Esta não é a primeira vez que o caso é abordado. No ano passado, o governo cantonal (estadual) e o Conselho da Igreja Protestante recusaram um pedido de reabilitação da vítima.
As autoridades mudaram de opinião depois que o Parlamento cantonal reabriu o caso, forçando o Executivo a limpar o nome de Anna Göldi.
“Estou muito satisfeito que o governo de Glarus tenha mudado de opinião, reconhecendo a inocência de Anna Göldi, vítima de um escandaloso erro judicial”, afirma Hauser.
“Um feitiço”
Göldi, de 48 anos, era empregada doméstica do outrora distinto cidadão Johann Jacob Tschudi. Ela foi acusada de enfeitiçar uma filha de Tschudi de oito anos, provocando convulsões na menina.
O médico e juiz Jakob Tschudi, ao que tudo indica, teve relações sexuais com Anna Göldi e sua reputação no vilarejo seria seriamente abalada se o adultério se tornasse público.
Antes de trabalhar na casa de Tschudi, Anna levava uma vida miserável. Nascida em uma família muito pobre, trabalhou como criada desde muito jovem. Ficou grávida solteira e foi desprezada quando descobriram que o bebê estava morto.
Três anos depois, engravidou novamente e teve um menino cujo destino é desconhecido. Anna mudou de emprego várias vezes até chegar à casa de Tschudi, onde trabalhou seis anos. Foi então demitida e acusada de responsável pela doença de uma das crianças da família.
O julgamento e a decapitação de Göldi ocorreram em 1782, quando esse tipo de processo já havia desaparecido na Europa. A última mulher executada por bruxaria antes de Ana Göldi fora julgada em 1738 na Alemanha.
Julgamento ilegal
Uma declaração da administração de Glarus publicada este mês indica que o Conselho da Igreja Reformada, que julgou Anna Göldi, não tinha autoridade legal alguma e decidiu antecipadamente que a mulher era culpada. Além disso, atesta que Göldi foi executada quando a lei não impunha a pena capital por envenenamento não letal.
“Este é o reconhecimento de que o veredicto foi pronunciado em julgamento ilegal e que Anna Göldi foi vítima de um assassinato judicial”, afirma o documento.
“A revisão deve ser mais que uma simples confirmação de sua inocência”, continua o texto. “Isso deve deixar bem claro que se tratou de um ato estatal incompreensível e injusto, uma injustiça grosseira que provocou um veredicto falso.”

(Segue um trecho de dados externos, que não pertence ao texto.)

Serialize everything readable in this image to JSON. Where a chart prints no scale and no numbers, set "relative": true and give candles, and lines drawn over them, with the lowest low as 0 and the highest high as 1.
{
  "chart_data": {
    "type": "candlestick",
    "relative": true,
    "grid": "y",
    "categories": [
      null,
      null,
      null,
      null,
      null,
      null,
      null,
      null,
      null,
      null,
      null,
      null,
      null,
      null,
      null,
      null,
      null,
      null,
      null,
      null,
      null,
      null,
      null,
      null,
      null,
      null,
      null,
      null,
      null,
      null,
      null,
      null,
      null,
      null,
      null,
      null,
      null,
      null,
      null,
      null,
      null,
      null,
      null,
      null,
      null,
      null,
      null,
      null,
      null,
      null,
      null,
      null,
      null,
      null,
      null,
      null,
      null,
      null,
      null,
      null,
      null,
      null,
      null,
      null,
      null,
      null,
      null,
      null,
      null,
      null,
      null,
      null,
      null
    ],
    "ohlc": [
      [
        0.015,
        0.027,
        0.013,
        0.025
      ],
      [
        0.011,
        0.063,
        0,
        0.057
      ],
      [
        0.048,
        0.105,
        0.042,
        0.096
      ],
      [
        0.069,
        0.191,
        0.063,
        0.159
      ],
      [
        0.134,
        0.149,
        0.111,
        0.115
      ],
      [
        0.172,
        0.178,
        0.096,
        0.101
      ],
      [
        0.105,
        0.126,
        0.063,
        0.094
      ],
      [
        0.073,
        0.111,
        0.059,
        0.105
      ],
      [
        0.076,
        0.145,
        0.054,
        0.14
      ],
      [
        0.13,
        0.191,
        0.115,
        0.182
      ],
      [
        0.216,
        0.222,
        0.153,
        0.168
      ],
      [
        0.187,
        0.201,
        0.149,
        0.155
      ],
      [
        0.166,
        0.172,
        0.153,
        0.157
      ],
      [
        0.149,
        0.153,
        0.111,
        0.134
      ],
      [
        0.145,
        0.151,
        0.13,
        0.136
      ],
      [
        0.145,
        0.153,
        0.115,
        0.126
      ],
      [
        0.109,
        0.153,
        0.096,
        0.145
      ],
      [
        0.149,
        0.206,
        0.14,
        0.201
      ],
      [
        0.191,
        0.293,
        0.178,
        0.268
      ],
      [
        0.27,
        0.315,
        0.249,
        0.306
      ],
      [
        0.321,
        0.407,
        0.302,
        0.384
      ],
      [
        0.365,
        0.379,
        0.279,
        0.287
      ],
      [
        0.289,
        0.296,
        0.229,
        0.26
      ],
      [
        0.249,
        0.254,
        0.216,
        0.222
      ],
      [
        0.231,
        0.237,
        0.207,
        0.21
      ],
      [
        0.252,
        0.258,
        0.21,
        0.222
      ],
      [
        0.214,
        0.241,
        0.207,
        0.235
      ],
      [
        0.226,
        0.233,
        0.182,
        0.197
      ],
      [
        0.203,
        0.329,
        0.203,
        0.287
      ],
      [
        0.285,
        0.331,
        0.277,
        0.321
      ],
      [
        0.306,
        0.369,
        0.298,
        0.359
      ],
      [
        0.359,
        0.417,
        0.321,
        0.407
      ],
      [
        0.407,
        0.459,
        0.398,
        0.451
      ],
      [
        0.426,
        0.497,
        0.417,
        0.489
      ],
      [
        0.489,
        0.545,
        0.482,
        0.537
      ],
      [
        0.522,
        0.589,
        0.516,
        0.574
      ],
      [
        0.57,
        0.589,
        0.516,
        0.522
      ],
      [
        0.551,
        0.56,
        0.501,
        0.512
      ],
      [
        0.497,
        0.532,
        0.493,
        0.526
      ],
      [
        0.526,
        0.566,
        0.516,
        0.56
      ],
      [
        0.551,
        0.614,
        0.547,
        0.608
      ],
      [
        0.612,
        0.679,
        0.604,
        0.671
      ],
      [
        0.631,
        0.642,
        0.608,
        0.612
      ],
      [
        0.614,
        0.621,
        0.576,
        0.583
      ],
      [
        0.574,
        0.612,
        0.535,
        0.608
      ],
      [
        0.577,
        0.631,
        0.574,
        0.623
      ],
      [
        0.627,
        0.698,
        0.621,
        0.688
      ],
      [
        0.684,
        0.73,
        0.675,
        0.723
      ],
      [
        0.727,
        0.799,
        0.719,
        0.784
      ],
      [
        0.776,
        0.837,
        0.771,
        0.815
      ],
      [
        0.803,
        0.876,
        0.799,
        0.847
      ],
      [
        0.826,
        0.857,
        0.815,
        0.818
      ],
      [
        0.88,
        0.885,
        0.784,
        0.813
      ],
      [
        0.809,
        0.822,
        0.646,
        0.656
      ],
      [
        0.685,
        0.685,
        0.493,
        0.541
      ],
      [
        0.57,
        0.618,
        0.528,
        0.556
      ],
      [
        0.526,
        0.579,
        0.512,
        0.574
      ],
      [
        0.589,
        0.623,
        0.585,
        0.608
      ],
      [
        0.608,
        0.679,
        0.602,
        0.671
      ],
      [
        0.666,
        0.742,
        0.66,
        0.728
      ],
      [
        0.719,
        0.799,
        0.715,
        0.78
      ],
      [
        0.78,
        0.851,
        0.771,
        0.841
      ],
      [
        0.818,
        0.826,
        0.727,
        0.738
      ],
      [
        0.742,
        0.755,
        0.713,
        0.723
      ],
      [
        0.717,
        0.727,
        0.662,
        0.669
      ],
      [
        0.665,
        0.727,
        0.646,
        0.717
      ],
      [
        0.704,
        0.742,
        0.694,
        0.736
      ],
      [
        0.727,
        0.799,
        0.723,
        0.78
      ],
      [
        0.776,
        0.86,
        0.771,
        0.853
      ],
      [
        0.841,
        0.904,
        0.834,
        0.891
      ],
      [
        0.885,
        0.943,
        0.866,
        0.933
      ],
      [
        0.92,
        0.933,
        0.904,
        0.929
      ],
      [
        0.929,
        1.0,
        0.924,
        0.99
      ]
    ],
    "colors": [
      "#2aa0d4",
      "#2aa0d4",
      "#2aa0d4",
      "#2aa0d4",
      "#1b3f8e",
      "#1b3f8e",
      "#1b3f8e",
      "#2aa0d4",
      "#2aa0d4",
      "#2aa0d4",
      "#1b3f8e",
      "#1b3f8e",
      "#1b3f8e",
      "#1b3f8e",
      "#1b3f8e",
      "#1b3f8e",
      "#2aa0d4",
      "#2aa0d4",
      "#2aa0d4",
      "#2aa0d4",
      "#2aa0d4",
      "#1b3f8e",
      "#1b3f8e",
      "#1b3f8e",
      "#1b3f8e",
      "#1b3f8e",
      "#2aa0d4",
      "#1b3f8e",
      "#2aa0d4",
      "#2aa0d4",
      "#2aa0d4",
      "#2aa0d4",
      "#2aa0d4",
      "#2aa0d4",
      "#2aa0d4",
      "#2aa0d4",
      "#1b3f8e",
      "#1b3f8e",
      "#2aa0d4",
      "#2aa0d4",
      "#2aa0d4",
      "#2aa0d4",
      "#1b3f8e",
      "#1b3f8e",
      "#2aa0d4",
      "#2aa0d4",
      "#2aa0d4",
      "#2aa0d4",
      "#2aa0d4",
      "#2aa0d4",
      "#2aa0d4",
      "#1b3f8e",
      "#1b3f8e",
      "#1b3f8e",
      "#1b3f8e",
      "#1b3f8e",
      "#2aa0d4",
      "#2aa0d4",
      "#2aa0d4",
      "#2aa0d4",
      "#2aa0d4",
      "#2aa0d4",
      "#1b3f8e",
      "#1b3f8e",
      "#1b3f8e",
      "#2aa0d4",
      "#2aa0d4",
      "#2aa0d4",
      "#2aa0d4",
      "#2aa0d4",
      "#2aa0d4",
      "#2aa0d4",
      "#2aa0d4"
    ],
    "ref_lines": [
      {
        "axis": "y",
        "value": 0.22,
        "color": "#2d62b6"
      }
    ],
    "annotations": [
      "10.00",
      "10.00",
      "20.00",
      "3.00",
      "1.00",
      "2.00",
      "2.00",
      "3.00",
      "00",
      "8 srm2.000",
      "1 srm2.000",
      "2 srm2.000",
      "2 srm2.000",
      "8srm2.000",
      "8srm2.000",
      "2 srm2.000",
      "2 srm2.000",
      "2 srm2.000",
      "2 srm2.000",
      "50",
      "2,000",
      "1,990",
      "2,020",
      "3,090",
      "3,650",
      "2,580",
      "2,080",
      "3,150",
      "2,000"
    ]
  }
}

No entanto, as autoridades de Glarus advertem que a revisão do caso Anna Göldi não pode dar a impressão de que a geração atual assume a responsabilidade pelo passado de seus antigos habitantes.
swissinfo, Glare O’Dea
A perseguição por bruxaria não é exclusiva da Idade Média. Continuou em épocas muito mais recentes.
Mesmo amplamente considerada como uma forma de heresia, a bruxaria só passou a ser considera crime depois de 1500. O período mais repressivo foi o século XVII.
As igrejas Protestante e Católica perseguiram as “bruxas” com fanatismo idêntico, estimulado provavelmente pela Reforma.
As vítimas desses julgamentos – dezenas de milhares – eram, sobretudo, mulheres. Estima-se que 20% eram homens.
Em Mollis, cantão de Glarus, foi inaugurado em setembro de 2007 o museu Göldi, 225 anos depois de sua morte.
Há uma certa confusão acerca do sobrenome correto de Anna.
O nome Anna Göldin tornou-se popular com a publicação de um livro de Eveline Hasler.
Essa denominação seguiu a velha prática de feminizar os sobrenomes das mulheres (sr. Blumer, senhora Blumerin).
No entanto, como consta em sua certidão de nascimento, a grafia correta é Anna Göldi.